VALLEY RANCH, Texas -- Dallas Cowboys wide receiver Miles Austin returned to practice and is expected to play Sunday against the New York Giants.
Austin missed three games before last week's bye with a hamstring injury, a chronic issue for the 29-year-old receiver who has just 15 receptions this season. Austin caught 10 passes for 72 yards Week 1 against the Giants.
Owner Jerry Jones said Tuesday that Austin would be back on the field after practicing last Wednesday and again to begin preparation for the Giants.
"That it works this way, to have him for these next six ballgames (is good). I'm really, probably getting ahead of myself because of the history we've had there with him with his hamstrings," Jones said. "To have him back out there, he's our best route runner. He'll make a difference in what we're doing offensively."
Linebacker Sean Lee (hamstring) is not likely to play, but Jones said his "Superman" linebacker might return well ahead of the original projection.
The Cowboys didn't make any changes on offense as far as the play-caller is concerned during the off week. But coach Jason Garrett has found himself spending more time with the offense during practice.
The Cowboys rank 30th in the NFL in third-down conversions and quarterback Tony Romo ranks 30th in the league in yards per attempt on third downs. His third-down passer rating is a woeful 57.6.
"I was down there a little bit more the last couple of days," Garrett said. "I typically move all over the practice field and just dive in and coach, help out, do what I can do to make our team better."
Austin's return could provide a spark. He works primarily in the slot, and the Giants are short-handed at cornerback. How they are equipped to slow down Dez Bryant and rookie Terrance Williams outside and Austin and tight end Jason Witten underneath is a key to Sunday's game.
The Cowboys, who have wins over all three division foes and still control their own destiny in the division, understand their margin for error has decreased but will not dwell on it.
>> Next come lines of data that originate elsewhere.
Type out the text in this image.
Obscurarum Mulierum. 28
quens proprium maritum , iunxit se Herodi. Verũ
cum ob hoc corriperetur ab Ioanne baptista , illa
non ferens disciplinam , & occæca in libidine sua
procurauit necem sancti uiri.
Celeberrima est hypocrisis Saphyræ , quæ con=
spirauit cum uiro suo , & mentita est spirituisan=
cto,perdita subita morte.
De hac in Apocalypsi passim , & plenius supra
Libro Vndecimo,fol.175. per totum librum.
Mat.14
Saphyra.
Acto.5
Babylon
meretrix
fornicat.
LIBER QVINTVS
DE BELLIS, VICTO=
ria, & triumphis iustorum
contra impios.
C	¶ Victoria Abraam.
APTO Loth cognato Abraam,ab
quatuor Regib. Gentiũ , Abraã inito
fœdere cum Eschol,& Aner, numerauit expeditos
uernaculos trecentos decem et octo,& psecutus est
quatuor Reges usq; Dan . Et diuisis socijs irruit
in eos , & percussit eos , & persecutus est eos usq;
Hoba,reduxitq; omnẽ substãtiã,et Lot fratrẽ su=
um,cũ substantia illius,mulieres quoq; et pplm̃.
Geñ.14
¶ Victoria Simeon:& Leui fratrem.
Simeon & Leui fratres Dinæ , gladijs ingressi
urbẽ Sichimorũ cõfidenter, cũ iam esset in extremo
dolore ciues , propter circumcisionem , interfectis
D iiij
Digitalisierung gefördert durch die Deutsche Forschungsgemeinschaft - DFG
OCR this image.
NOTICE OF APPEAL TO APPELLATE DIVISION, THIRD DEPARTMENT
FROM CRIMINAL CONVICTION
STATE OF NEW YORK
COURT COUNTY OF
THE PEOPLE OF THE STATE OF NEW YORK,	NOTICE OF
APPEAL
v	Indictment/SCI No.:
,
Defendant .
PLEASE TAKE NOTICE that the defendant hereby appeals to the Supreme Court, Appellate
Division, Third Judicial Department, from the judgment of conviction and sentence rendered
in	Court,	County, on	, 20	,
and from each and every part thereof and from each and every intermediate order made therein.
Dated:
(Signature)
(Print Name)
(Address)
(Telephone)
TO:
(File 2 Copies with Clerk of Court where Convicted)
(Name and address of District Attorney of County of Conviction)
"Sometimes as a coach you have to provide perspective - where we are, where we've been, where we're going, all that stuff," Garrett said. "You've got to be careful spending too much time on that. You really have to focus on today. So every so often we'll share that with them, just so we have a little bit of a feel of where we are and where we hope to go. But I think more than anything else, it's the plan to get there and typically that involves being particularly good on that particular day. That's a lot of particulars."